Я знал его манеру говорить, но сейчас за нею ощущалось что-то еще. Интересно, что?
– Мистер Лэндор, – наконец произнес он.
– Да, капитан.
Он отвернулся, думая, что так ему будет легче, однако слова все равно давались Хичкоку с трудом.
– Я хочу заявить: если непростые обстоятельства этого расследования побуждали меня… то есть если я, поддавшись порыву раздражения, вдруг усомнился в вас… в вашей честности или профессиональных качествах, мне очень… Мне очень.
– Благодарю вас, капитан. Я тоже сожалею о том, что не всегда вел себя надлежащим образом.
Это была крайняя черта, до которой мы могли дойти, не ставя друг друга в неловкое положение. Затем мы понимающе кивнули и в последний раз пожали друг другу руки. Так мы расстались с капитаном Хичкоком.
Когда я выходил из казармы, барабанщик заиграл побудку. Казармы оживали. Сонные кадеты вскакивали с подстилок, хватали форму и торопились одеться. В академии начинался новый день.
Миссис Маркис посчитала, что сигнал побудки касается и ее. Груз горя заставил ее забыть о сне. Несколько раз миссис Маркис хотели отвести домой, но она упрямо отказывалась и все кружила между казармами… Вскоре двоих кадетов третьего класса, возвращавшихся из караула, остановила женщина в серой монашеской сутане. Вымученно улыбаясь, она спросила их, не помогут ли они… «поднять ее детей». Кадеты опасливо покосились на нее и ответили, что начальство не любит, когда опаздывают. Женщина уверила их, что «там работы на несколько минут».

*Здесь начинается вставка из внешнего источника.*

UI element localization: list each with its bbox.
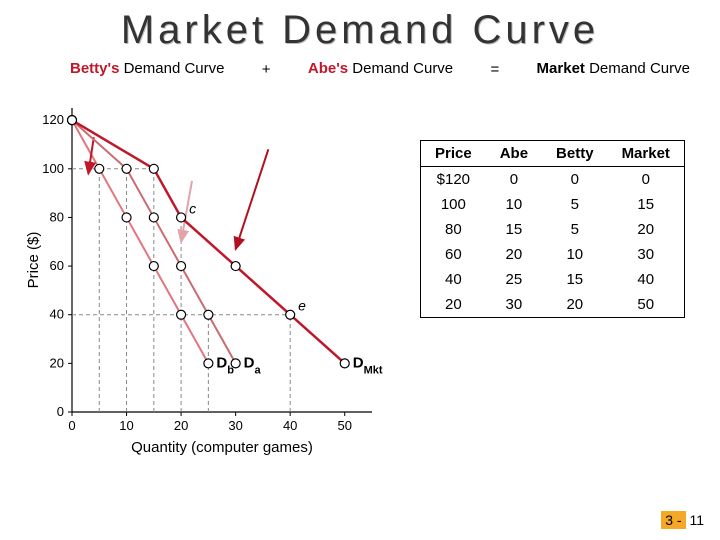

На самом деле эта работа требовала нескольких дней. А пока нужно было заниматься и другой работой. Работа стала лучшим ответом доктора Маркиса на свалившееся горе. Прежде чем написать прошение об отставке, он перевязал раны кадета четвертого класса По. Затем доктор проверил его пульс и объявил, что молодой человек потерял не больше крови, чем при обычной процедуре кровопускания.
– Возможно, это даже пошло ему на пользу, – добавил Маркис.

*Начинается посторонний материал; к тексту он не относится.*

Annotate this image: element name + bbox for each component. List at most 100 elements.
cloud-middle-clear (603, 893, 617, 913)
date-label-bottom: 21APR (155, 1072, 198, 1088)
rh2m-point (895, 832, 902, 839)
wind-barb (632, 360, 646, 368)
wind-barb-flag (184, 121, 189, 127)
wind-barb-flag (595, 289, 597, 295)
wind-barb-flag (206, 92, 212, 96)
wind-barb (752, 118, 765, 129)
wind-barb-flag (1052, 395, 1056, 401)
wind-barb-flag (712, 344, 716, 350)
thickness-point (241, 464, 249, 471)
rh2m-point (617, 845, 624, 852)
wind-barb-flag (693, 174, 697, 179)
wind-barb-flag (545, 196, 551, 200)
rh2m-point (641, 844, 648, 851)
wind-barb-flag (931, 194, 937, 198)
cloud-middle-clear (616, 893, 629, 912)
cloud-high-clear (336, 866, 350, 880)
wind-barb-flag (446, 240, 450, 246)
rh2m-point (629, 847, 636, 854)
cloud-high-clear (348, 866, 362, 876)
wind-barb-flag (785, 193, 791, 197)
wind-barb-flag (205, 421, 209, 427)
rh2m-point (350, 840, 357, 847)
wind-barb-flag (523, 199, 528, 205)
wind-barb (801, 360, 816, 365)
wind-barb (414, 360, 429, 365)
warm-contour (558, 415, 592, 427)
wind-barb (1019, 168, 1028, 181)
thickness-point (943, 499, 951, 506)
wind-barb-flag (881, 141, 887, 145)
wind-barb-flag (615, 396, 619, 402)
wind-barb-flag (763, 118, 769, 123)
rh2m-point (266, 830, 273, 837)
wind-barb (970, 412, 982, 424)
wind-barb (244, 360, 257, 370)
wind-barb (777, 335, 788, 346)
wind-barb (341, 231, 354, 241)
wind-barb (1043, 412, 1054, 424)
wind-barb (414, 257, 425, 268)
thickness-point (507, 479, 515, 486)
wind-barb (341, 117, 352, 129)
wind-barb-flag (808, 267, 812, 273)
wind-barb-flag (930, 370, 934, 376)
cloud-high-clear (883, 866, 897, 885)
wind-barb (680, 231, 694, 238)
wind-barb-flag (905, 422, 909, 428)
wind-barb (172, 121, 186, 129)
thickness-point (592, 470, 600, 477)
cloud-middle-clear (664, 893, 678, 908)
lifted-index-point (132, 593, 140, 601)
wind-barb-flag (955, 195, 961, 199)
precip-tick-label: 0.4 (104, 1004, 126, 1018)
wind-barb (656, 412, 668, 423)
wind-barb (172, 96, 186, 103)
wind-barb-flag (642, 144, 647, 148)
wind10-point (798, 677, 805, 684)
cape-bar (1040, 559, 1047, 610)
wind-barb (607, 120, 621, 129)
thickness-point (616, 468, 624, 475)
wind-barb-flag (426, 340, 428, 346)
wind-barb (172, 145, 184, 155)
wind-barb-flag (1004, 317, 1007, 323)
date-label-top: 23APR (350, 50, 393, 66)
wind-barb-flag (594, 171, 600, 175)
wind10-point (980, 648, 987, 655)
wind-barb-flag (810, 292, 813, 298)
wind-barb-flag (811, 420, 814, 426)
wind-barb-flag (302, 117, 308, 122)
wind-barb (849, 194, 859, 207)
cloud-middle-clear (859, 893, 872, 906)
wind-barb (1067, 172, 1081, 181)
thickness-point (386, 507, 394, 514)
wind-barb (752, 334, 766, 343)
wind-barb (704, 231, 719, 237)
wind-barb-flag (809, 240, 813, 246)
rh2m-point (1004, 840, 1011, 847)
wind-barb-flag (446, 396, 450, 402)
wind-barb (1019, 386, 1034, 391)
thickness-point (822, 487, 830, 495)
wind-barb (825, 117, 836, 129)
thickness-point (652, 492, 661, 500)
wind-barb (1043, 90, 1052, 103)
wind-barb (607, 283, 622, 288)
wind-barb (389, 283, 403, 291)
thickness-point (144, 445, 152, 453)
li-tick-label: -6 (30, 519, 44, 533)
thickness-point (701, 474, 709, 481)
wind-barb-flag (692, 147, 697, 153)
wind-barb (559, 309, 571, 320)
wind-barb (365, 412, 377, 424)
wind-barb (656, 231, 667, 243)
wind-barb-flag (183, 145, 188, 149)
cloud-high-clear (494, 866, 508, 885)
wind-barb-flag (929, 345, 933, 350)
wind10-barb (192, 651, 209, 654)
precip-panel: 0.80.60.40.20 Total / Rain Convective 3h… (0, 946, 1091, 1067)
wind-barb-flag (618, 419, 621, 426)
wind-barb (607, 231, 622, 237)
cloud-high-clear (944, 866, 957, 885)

Сам доктор на удивление хорошо выглядел. Никогда еще я не видел его таким румяным. Только однажды его лицо побледнело – во дворе, когда он увидел жену. Они оба уклонились от встречи, однако в тот момент они как бы заново обрели друг друга. Их глаза встретились; они оба наклонили головы, будто соседи, давно живущие на одной улице. И я вдруг увидел проблеск будущего, которое их ожидало. Отнюдь не лучезарного будущего. О продолжении карьеры военного врача нечего было и мечтать. Учитывая прежние заслуги доктора Маркиса, он, скорее всего, избежит трибунала, однако пятно на репутации повлияет и на его гражданскую карьеру. Во всяком случае, в Нью-Йорке, куда так мечтала вернуться миссис Маркис. Доктор будет рад, если сумеет найти практику в каком-нибудь городишке на западной границе Иллинойса. Но Маркисы выдержат этот удар судьбы. И в присутствии других людей, и наедине они будут редко говорить о своих погибших детях (или вообще предпочтут хранить молчание). Они будут относиться друг к другу с подчеркнутым вниманием и терпеливо ждать, когда жизнь подведет итог их пребыванию в этом мире. Во всяком случае, мне так казалось.